Brought to you by WBIW News and Network Indiana
Last updated on Sunday, September 23, 2012
(LINTON) - Because organizers of the Linton Music Festival know metal’s precious to a sizable segment of their fanbase, Oct. 20 will see the debut of Rocktoberfest.
Mark Stalcup, of the Greene County Daily World reports, the six-band show, slated from 4 to 11 p.m. at the Linton National Guard Armory that night, will essentially transplant the Friday night hard rock show which once served as the festival's opening salvo.
Slated to perform at the inaugural Rocktoberfest so far are Icon, Tenstrip, Nail Driven and Demolition -- all bands which have performed previously at the Music Fest or else appeared at the Christian music festival Lamb Jam.
Rocktoberfest will differ slightly from the music festival held each Labor Day weekend in Humphreys Park. Admission won't be free, but rather paid. The money raised, however, won't benefit the Music Fest, but rather solely support covering the costs of the show.
"We will charge," said festival founded Jared Albright. "But it will just go to the event itself, not to the music festival. We're not going to rob from Peter to pay Paul here."
This year, for the 8th annual Linton Music Fest, tonight's opening metal and hard rock show has also been replaced with a more diverse slate of artists.
However, the actual reduction in hard rock bands performing Friday only halved last year's line-up.
"There will still be hard rock bands playing Friday," Albright said. "It's just that now there will be three, instead of six."
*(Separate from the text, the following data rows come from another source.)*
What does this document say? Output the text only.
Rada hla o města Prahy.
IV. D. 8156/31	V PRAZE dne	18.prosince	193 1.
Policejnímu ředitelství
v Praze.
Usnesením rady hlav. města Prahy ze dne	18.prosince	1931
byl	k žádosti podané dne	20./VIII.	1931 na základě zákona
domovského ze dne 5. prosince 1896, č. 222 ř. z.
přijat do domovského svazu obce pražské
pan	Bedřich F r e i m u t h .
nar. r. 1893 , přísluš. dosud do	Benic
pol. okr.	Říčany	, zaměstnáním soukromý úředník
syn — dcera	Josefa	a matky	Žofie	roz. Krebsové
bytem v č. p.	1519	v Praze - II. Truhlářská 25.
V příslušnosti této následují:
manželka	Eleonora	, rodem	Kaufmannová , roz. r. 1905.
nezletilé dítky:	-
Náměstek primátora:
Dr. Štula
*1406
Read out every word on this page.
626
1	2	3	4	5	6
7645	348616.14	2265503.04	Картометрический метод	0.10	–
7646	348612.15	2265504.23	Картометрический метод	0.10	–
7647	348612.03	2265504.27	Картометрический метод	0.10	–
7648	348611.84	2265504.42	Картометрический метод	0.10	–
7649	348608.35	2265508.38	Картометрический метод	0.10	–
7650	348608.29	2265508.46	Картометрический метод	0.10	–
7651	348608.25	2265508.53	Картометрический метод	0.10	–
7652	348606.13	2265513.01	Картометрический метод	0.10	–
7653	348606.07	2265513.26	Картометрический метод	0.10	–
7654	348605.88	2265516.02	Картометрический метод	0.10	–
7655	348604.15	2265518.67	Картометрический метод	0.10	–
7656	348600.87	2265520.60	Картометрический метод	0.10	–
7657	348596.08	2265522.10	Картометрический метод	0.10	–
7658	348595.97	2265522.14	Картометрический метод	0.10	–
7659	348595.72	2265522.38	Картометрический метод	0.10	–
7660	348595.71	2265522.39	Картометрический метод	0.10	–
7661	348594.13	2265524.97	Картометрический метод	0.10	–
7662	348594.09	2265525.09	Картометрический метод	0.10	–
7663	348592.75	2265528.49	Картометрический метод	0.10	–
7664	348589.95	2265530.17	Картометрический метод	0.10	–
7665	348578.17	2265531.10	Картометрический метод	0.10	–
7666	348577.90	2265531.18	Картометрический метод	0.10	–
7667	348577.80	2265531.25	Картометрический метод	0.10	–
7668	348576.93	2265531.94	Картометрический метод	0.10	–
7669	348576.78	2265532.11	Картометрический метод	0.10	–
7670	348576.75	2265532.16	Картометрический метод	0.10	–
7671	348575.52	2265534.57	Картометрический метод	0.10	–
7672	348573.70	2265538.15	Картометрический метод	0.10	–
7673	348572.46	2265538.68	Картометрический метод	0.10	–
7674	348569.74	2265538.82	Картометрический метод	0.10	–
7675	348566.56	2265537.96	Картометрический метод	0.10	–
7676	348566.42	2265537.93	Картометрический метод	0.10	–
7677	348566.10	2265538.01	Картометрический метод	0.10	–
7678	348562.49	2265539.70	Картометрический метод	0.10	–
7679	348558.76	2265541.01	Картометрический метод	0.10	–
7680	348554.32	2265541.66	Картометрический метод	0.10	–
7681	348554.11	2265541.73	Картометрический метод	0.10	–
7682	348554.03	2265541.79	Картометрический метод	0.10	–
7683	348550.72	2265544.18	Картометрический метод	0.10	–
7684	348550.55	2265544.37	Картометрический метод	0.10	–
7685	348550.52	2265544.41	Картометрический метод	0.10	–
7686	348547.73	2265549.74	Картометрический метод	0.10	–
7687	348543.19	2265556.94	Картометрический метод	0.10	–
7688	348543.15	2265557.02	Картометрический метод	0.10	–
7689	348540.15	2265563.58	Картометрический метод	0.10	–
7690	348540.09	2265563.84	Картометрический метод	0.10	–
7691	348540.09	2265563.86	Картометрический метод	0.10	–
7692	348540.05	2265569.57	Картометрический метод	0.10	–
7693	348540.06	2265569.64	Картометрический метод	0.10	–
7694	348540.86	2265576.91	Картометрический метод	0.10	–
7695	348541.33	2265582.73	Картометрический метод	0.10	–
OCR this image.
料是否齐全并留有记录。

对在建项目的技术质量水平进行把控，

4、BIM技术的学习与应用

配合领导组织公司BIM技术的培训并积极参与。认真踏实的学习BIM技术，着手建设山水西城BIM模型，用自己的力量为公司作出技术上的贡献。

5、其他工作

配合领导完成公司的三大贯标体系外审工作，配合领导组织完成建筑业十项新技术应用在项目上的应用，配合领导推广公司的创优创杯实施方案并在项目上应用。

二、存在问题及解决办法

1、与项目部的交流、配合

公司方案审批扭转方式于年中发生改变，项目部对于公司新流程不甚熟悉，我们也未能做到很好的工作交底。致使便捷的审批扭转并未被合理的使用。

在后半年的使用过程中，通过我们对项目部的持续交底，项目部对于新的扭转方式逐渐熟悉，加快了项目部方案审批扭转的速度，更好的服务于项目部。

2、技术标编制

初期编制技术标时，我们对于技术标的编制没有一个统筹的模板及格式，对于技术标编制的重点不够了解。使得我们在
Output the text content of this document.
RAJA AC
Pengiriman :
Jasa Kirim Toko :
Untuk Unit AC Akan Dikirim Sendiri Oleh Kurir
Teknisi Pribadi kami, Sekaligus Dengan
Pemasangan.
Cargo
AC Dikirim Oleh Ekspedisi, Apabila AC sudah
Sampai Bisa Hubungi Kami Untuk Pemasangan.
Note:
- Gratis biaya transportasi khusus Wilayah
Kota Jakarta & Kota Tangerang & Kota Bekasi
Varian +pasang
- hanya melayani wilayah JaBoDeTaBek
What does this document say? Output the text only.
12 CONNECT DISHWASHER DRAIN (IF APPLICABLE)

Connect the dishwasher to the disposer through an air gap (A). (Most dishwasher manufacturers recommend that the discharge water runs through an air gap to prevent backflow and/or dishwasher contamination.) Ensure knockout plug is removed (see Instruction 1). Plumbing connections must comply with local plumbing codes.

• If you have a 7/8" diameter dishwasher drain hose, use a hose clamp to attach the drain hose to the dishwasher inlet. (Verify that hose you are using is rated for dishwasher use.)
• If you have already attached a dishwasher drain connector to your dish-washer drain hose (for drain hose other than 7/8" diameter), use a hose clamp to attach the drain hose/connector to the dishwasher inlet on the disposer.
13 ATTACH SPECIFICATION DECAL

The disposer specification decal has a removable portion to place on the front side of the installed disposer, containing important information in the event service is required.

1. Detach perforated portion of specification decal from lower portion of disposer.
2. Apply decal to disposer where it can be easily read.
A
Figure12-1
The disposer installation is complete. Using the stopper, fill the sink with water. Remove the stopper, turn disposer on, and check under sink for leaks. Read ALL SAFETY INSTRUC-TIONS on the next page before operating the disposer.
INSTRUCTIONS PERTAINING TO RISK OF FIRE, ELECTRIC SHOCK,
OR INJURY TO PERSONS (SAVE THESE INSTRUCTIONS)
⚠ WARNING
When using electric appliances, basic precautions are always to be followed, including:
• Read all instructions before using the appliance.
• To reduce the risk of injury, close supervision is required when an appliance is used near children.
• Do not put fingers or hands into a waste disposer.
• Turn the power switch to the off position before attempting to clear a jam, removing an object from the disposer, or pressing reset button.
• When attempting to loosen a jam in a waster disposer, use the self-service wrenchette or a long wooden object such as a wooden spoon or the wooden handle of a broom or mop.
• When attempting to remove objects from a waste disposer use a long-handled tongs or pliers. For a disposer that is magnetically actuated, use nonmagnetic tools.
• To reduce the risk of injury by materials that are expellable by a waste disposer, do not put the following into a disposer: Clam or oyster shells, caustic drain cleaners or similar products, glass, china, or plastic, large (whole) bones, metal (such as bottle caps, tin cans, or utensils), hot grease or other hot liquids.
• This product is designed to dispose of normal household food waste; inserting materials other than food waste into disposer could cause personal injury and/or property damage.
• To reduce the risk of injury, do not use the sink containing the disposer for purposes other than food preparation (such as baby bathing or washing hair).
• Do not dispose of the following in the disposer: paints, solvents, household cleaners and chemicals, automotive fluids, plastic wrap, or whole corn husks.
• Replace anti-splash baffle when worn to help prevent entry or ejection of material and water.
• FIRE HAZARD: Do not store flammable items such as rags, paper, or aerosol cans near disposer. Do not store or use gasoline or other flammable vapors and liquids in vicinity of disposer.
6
Those trims, cutting the performances in half, are in line generally with the festival's reductions to its roster this year.
While the number of acts reached an all-time high last year with 50, concerns arose about bands performing at the same time being harder for fans to hear, and distracting from one another.
"We knew, even going into it, it was going to be a problem last year," Albright said Wednesday. "We don't do this show every week, and we don't do it on the fly. When we experiment, like we did last year, it's a once-a-year thing."
Accordingly, performers were reduced from 50 acts down to 30, stages were cut down from three to two, and performances were staggered so musical performances each start and finish without overlapping with any other acts.
Remaining on the festival's roster this year for today are Awaken, Diesel and No 1 Zero, who close tonight's main stage just as it did last year. All the hard rock acts remain the focus of the festival's main stage during the opening night.
Other rock bands, meanwhile, appear on the tent stage, making tonight's show centered more on rock n' roll than the festival's other two days, even if the evening's no longer categorized by a specific genre.
Instead, organizers say they'd like to see a more diverse array of performances.
That diversity, which has long been the standard for the other two days of the three-day free festival, was necessary, Albright explained, to draw a crowd.
"We had seen the crowds growing on Friday nights," Albright explained, but when a crowd of 800 perhaps has only 200 who enjoy a certain style of music, such as metal, then a broader appeal must be sought for the main festival stage.
Meanwhile, Albright said, the shift away from an evening specifically dedicated to a genre clears the path for a special concert dedicated especially to heavy metal and hard rock bands: Hence, Rocktoberfest.
"We believed that the metal fans translated to a strong audience, and a solid audience," he said. "Now, we have the chance to do things up right and have a real, solid hard rock and heavy metal show."